Why cybersecurity consulting should be boring and collaborative like public health

Nick Ellsmore, Director of Consulting and Professional Services (Pacific) at Trustwave, tells us that while state-sponsored cyberattacks get the headlines, there is plenty of pragmatic work that can be done to address the 99% of attacks that aren’t.

I’ve been a cybersecurity consultant for over 20 years. Well, I was an IT security consultant for a few, then had a shave and became an information security consultant for a few more, before putting on my best scarf to become a cybersecurity consultant more recently still. 

One of the things that has become very apparent over two decades of consulting and is now more important than ever, is that the role of the cybersecurity consultant is often misunderstood.

Consulting as an industry grew from the work done by Frederick Winslow Taylor’s ‘Scientific Management’ techniques of the 1890s. As with a lot of consulting still today, the intent of such techniques was to provide targeted specialist advice, allowing the client to obtain a competitive advantage in order to beat the stuffing out of their peers. Better, faster, cheaper: the three goals of competitive distinction. 

There are, however, areas of society and commerce where we need to come together and realize that we really shouldn’t ‘compete’ in the traditional sense. Given we’re living through the dumpster fire that is 2020, the pandemic response is a great place to conceptualise this. Do we really want restaurants to compete over who has the ‘best’ COVIDsafe plan, so that as a consumer you have to make an assessment of where you are less likely to catch a disease, or do we just want all restaurants to have an agreed upon, good practice operating model that has been verified by someone knowledgeable as being appropriate? 

If you’re like me, you’d prefer the latter. 

So do we want cybersecurity to be more like ‘disease prevention’ and have a collaborative response; or more like the local bake sale with 30 different cakes cooked in 30 different kitchens with 30 different sets of mildly contaminated cooking equipment? 

Generally speaking, customers quite rightly expect sufficient security everywhere, and want to be able to go to the bakery with the best cakes, or the best priced cakes, rather than having to figure out whether that particular bakery is more or less secure than the one next door, and hence more or less likely to turn your cake purchase into an unwanted adult website subscription, an awkward conversation and a cancelled credit card. 

No individual organization can afford to solve the problem on their own.
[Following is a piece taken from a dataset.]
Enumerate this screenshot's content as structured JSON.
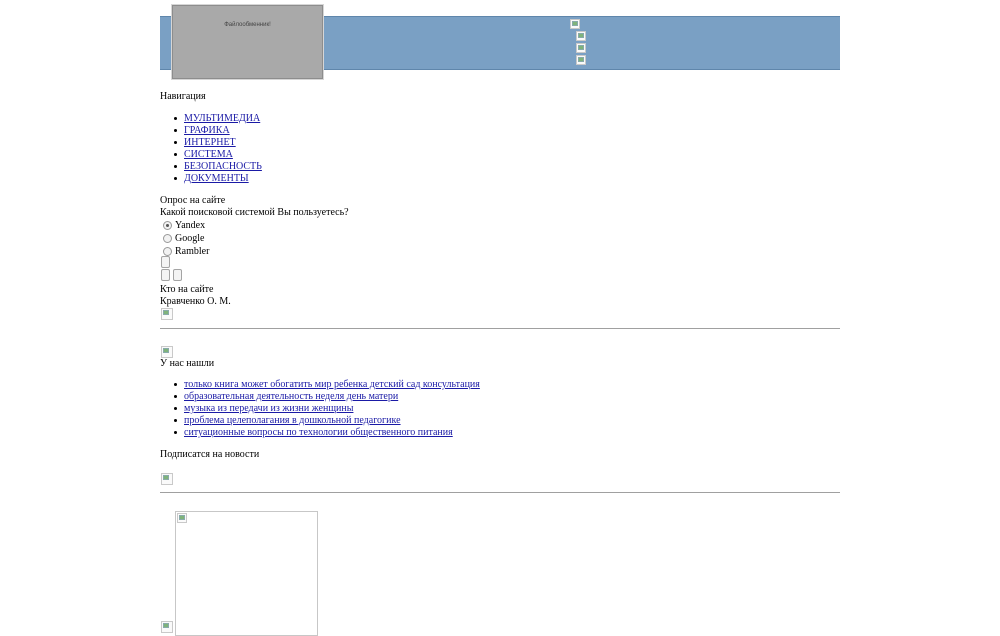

With so much shared infrastructure, so many suppliers and business partners, and almost no ability to recoup the costs invested in security (since just as customers expect companies to be secure, they also don’t expect to have to pay extra for the privilege of not having their data lost), it is simply not cost-viable to throw the amount of money really needed at the problem. Which, incidentally, is why we keep going around in circles saying that budgets aren’t high enough – they aren’t, if we keep doing things the way we’re currently doing things. 

Back to the role of the cybersecurity consultant. While it is true that our role is in part a straight forward exercise in providing expert advice, the underlying role is to change the way people think about cybersecurity. We need to demystify the topic, provide simple resources to solve future problems, and in many cases try to remove the need for us to return.  

Whether you believe in the ‘skills crisis’ or not, the cybersecurity market is unquestionably supply side constrained. That is, there is more work out there that needs to be done, than there are people to do it at the moment. There won’t be a silver bullet to address this, rather it’s going to take a whole range of initiatives in the areas of hiring, training, increasing diversity, increasing the take-up of shared services and managed services, increasing automation and changing underlying approaches to how smaller companies work with technology. 

While ‘the 1%’ of attacks – the state sponsored APTs – get a lot of media love, we can do a lot of good by helping organizations with very practical and pragmatic support to address the 99% of attacks that aren’t state sponsored zero-days. Templates, guidelines, sample documents, simple advice and guidance and other highly practical material is the core of what most organizations really need.

 Cybersecurity should be boring, because it’s the boring stuff done right and done consistently that makes the biggest difference. Addressing the skills crisis is just the same.